In considering his preferred path forward in his conclusion, McKevitt makes a brief and somewhat unsatisfying call to pursue an “abolition of state violence,” arguing that “the disarmament of police forces” is necessary to justify disarming private citizens. While on the one hand a radical or even anarchist position, McKevitt’s invocation of “abolition” also functions as an olive branch to gun owners who share his distrust of state power. He goes on to sketch out a more pragmatic approach to building bridges with gun rights advocates, invoking an historical understanding of the Second Amendment as a “compact between citizen-soldiers not citizen consumers,” a collective right that protects a tradition of participation in the common defense rather than an individual right to own.
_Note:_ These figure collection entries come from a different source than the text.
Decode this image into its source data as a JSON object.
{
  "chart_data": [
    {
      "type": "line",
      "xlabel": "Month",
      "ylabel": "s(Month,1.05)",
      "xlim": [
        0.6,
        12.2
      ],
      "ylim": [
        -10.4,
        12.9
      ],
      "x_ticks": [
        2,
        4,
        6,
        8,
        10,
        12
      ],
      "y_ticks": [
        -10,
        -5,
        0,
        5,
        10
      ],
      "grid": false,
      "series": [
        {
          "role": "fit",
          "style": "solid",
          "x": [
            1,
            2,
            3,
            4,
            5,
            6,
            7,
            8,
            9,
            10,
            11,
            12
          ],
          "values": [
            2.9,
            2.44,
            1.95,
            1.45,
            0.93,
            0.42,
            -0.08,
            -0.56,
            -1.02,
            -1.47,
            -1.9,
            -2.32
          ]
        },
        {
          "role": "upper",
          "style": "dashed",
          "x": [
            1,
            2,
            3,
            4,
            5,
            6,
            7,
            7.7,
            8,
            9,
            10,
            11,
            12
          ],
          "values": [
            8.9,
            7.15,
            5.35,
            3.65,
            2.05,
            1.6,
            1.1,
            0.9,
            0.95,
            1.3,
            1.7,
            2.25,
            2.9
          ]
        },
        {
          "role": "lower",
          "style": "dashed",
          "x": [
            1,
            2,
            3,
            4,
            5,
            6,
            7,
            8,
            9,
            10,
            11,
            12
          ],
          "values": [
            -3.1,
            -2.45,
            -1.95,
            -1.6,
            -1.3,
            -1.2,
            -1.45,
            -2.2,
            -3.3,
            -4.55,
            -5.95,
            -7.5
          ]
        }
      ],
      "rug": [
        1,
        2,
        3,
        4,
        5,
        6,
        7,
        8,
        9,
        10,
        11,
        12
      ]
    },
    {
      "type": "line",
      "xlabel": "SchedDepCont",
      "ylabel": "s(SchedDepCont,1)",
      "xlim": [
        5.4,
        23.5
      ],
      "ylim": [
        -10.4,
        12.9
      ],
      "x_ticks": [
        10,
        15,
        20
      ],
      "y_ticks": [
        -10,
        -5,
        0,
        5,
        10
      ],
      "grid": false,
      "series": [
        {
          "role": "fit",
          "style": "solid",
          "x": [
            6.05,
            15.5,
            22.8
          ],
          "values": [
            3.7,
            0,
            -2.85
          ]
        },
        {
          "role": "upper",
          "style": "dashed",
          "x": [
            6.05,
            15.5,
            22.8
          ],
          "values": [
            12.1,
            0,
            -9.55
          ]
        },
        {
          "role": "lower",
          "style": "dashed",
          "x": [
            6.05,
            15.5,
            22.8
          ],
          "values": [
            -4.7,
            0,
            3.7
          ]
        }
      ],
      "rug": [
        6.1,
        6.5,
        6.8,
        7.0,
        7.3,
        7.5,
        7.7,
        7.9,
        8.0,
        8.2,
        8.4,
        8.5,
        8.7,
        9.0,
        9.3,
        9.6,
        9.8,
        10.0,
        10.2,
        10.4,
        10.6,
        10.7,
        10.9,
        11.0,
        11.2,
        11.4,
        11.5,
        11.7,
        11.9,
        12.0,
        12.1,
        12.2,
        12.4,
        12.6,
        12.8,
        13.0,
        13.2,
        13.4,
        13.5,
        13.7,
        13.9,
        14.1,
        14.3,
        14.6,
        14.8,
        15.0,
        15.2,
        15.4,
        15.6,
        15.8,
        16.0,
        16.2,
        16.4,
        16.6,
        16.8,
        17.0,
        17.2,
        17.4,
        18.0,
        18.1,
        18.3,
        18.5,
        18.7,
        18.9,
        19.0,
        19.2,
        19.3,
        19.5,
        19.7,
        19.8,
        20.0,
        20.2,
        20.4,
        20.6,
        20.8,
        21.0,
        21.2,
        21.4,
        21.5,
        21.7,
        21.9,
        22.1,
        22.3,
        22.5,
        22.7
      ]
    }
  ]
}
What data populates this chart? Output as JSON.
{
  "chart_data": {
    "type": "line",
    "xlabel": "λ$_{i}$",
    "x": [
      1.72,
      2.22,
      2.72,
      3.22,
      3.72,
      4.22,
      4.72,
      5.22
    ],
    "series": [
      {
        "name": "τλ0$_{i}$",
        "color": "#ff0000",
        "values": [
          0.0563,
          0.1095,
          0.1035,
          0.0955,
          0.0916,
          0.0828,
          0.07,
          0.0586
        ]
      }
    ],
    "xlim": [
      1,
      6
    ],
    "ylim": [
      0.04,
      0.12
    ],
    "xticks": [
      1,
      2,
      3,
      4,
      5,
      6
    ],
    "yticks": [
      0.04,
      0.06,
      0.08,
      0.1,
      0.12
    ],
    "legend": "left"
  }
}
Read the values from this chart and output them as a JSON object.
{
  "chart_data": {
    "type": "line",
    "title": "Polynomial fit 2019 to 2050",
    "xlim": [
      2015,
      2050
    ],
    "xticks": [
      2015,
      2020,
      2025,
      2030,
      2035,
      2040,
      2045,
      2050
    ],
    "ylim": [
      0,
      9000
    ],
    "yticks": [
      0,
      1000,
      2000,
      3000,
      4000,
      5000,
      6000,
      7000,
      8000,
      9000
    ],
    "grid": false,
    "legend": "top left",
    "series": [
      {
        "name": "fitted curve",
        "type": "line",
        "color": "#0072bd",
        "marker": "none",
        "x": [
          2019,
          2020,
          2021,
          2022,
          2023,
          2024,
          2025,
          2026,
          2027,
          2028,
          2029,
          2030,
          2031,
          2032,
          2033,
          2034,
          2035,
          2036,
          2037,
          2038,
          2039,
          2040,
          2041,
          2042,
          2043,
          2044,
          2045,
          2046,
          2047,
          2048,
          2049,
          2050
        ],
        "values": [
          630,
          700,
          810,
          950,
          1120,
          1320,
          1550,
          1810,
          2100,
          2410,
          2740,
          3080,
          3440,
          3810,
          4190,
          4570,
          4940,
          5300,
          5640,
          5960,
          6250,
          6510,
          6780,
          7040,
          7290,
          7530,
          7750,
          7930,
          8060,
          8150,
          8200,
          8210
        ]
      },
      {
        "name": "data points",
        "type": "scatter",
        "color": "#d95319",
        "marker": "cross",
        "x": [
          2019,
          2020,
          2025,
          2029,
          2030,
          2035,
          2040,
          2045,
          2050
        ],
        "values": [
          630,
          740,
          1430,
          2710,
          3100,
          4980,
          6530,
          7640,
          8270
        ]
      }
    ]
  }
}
In a certain sense, McKevitt’s reading of the Second Amendment, like Yamane’s, is an attempt to “bend the arc” of gun culture. The armed citizen soldiers of the young Republic were “defending” a country that was in the process of being violently wrested from Indigenous peoples, to say nothing of its economic dependence on the violent control of a restive population of enslaved people. But both McKevitt and Yamane reject any originalism that would imagine the United States’ relationship to guns to be wholly determined by the conditions of its founding.
McKevitt, however, refuses the liberal affirmation of gun owners’ right to privately enjoy their own consumer desires, a right that Yamane holds sacrosanct. Gun Country is the origin story of a violent and very modern consumer fantasy, a fantasy that has come to shape Americans’ fundamental relationships with guns and with each other.
We may never learn the details of what broke inside of Thomas Matthew Crooks’ mind in the days leading up to the moment he killed and died on a Pennsylvania rooftop. But his T-shirt tells us that, in the depths of his private despair, he embraced a mass-produced belief shared by millions of Americans, a faith that his manhood and agency could be reclaimed behind the stock of a gun.
This conception of individual empowerment, so central to our contemporary gun culture, is neither an anachronistic remnant of a violent past nor an immutable foundation of American democracy. Those that refuse to accept the normality of US gun violence must join McKevitt in the difficult work of reckoning with how this fantasy has been constructed, and how it might be undone.